Mariette in Ecstasy by Ron Hansen

She pets Mariette's wrist and kisses a knuckle. She whispers, "We are so privileged." She holds the palm open and kisses it. "You have turned your face from me too often. You have been frightened by my affection."

With reverence Sister Hermance licks the blood inside the hand wound. "I have tasted you. See?" Tears streak shining paths down her cheeks as she says, "Ever since I first met you, I have loved you more than myself."

Mariette Baptist is a teenager when she leaves her home to join an order of French nuns living in upstate New York. Her sister, Mother Celine, is the prioress at the nunnery, and their father is a severe and skeptical doctor who is befuddled and disappointed by his daughters' calling. As a "postulant"--that is, a probationary not-yet nun--Mariette distinguishes herself through her piety. She confesses to the nunnery priest, Pere Marriott, that she often has visions of Christ in which they converse, and during which she begs to experience the kind of suffering that will bring her closer to him. And yet her piety--and her beauty--are not prized by everyone; to some of the nuns it looks like pride or arrogance. These differences are brought to a crisis when Mariette begins to manifest the stigmata: the wounds in Christ's hand, feet, and side received at the crucifixion.
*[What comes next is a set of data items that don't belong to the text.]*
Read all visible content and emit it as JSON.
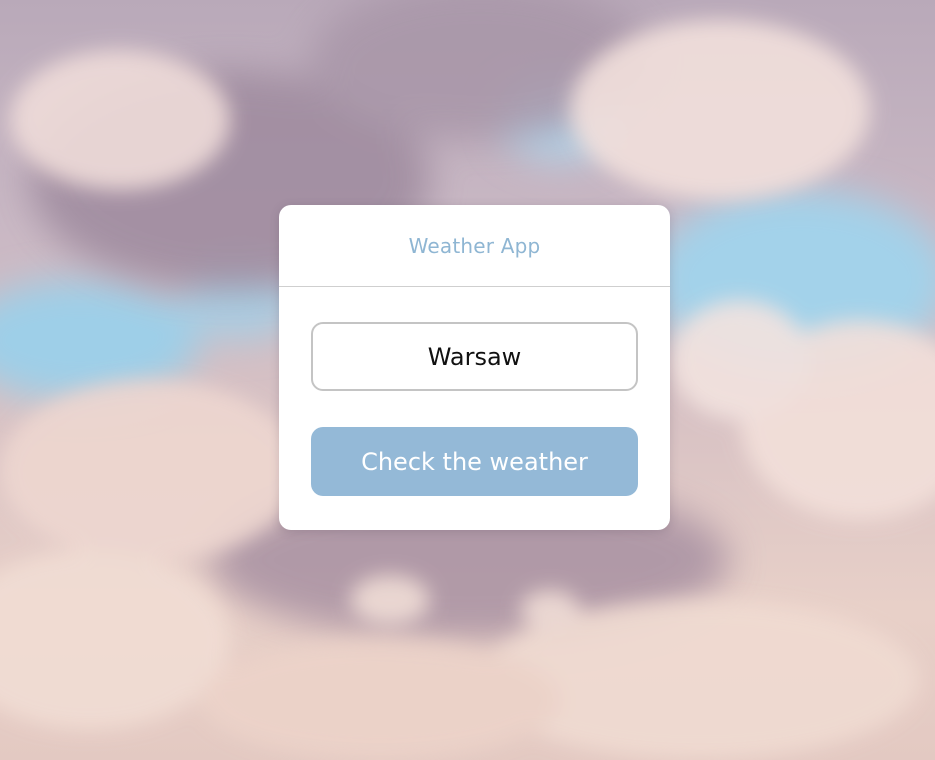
{
  "app": {
    "title": "Weather App"
  },
  "form": {
    "city_value": "Warsaw",
    "submit_label": "Check the weather"
  },
  "colors": {
    "accent": "#94b9d7",
    "title": "#8fb6d3",
    "card": "#ffffff",
    "input_border": "#c4c4c4"
  },
  "background": {
    "description_icon": "cloudy-sky-background"
  }
}
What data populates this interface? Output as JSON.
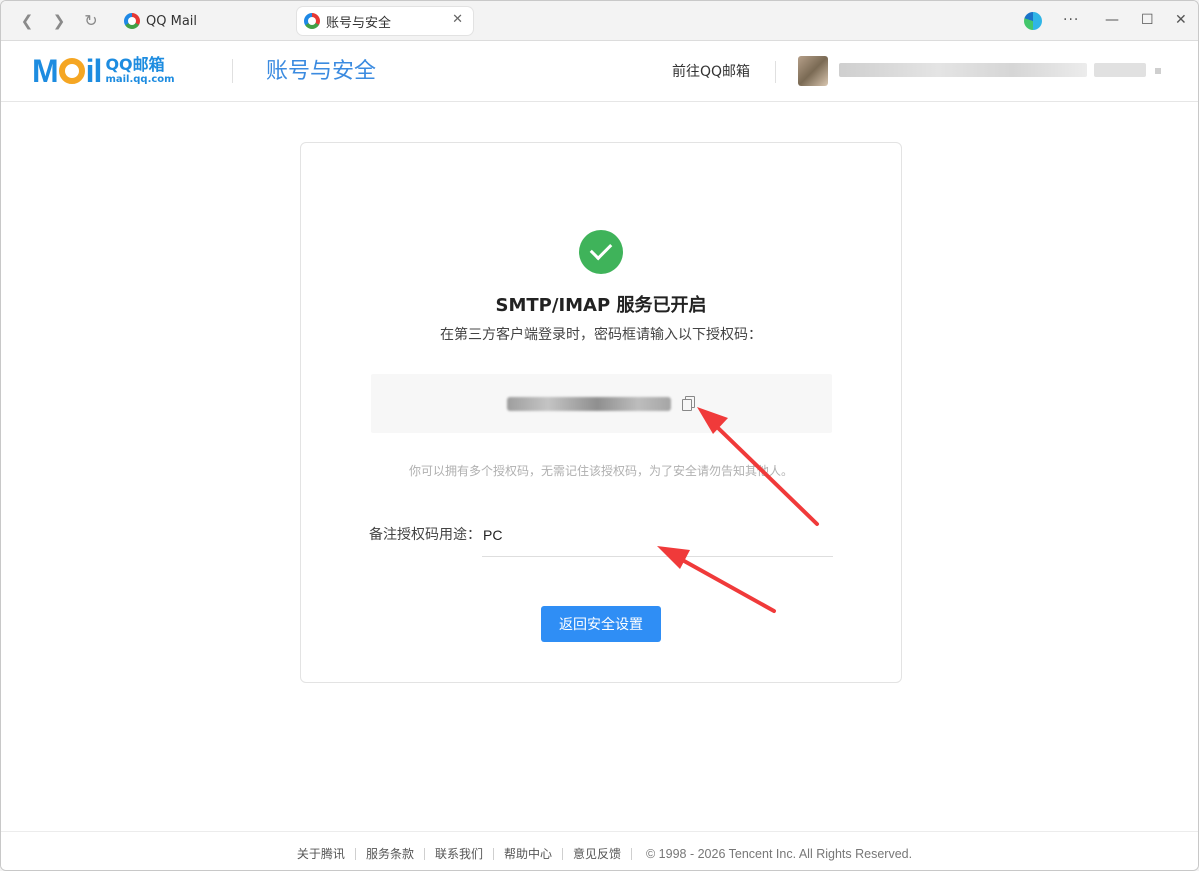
{
  "browser": {
    "tabs": [
      {
        "title": "QQ Mail",
        "active": false
      },
      {
        "title": "账号与安全",
        "active": true
      }
    ],
    "close_symbol": "✕",
    "controls": {
      "more": "···",
      "minimize": "—",
      "maximize": "☐",
      "close": "✕"
    }
  },
  "header": {
    "logo_mail": "M",
    "logo_mail_suffix": "il",
    "logo_qq": "QQ邮箱",
    "logo_domain": "mail.qq.com",
    "page_title": "账号与安全",
    "goto_link": "前往QQ邮箱"
  },
  "card": {
    "title": "SMTP/IMAP 服务已开启",
    "subtitle": "在第三方客户端登录时，密码框请输入以下授权码：",
    "hint": "你可以拥有多个授权码，无需记住该授权码，为了安全请勿告知其他人。",
    "note_label": "备注授权码用途：",
    "note_value": "PC",
    "back_button": "返回安全设置"
  },
  "footer": {
    "links": [
      "关于腾讯",
      "服务条款",
      "联系我们",
      "帮助中心",
      "意见反馈"
    ],
    "copyright": "© 1998 - 2026 Tencent Inc. All Rights Reserved."
  },
  "colors": {
    "accent": "#2f8ef5",
    "success": "#3fb35a",
    "annotation_arrow": "#f03a3a"
  }
}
Is Mariette a saint or a liar? Hansen, as you might expect, offers no clear conclusion to the question: it seems equally likely that the dreamy, aloof Mariette experiences a miracle as it does that she wounds herself, either through a pathological need for attention or a real psychotic break. (Equally likely, that is, if you come into the book willing to believe that such things are possible.) The question dogs the nuns, too, who are divided into pro- and anti-Mariette camps: gossiping, sending letters to the Pere, et cetera. As the Prioress Saint-Raphael--whose responsibility to keep the nunnery together is threatened by Mariette's ecstasy--notes, it is hard to understand God's intention in afflicting Mariette this way. There is no gain, material or spiritual, for the nunnery or anyone else in Mariette's stigmata, not even, it seems, for Mariette. As the Pere observes, the stigmata are gratia dei gratis, given by God's will and not through any desert or lack thereof; saints and reprobates both have manifested the stigmata throughout history. In this way the very uselessness of the stigmata may be part of their miraculousness: a reminder that God's will is inscrutable.

Mariette in Ecstasy is an interesting contrast to Sylvia Townsend Warner's book about a nunnery, The Corner That Held Them. While the latter applies a Marxist lens to the nun's life, showing the ways that even spiritual lives are ultimately shaped by the relations of capital and labor, Mariette in Ecstasy really asks us to consider what the spiritual life of a nun demands. Hansen often lingers on short scenes of pastoral life--the tedium of wash day, the family of skunks that have gotten into the corn cob, stuff like that--in a way that reminds us that a nun's life is one of contemplation and stillness, a life that Mariette's miracles must inevitably interrupt and transform. The antipathy of the anti-Mariette factions may be a kind of jealousy, generated by those who submitted obediently to a life of quietude only to find ostentatiousness rewarded. On the other hand, there is a queer sensuality--queer in both senses--to the pro-Mariette factions captured neatly in the above passage, where Sister Hermance literally licks the wound in Mariette's hand.

I really enjoyed Mariette in Ecstasy. Its pastoral simplicity seems borrowed from the Cather tradition of American writing, but it belies a crypticness that is not easily solved. The question of skepticism--are Mariette's miracles real or fake--is only the most superficial of several questions about faith, belief, and obedience that give the book a quiet power.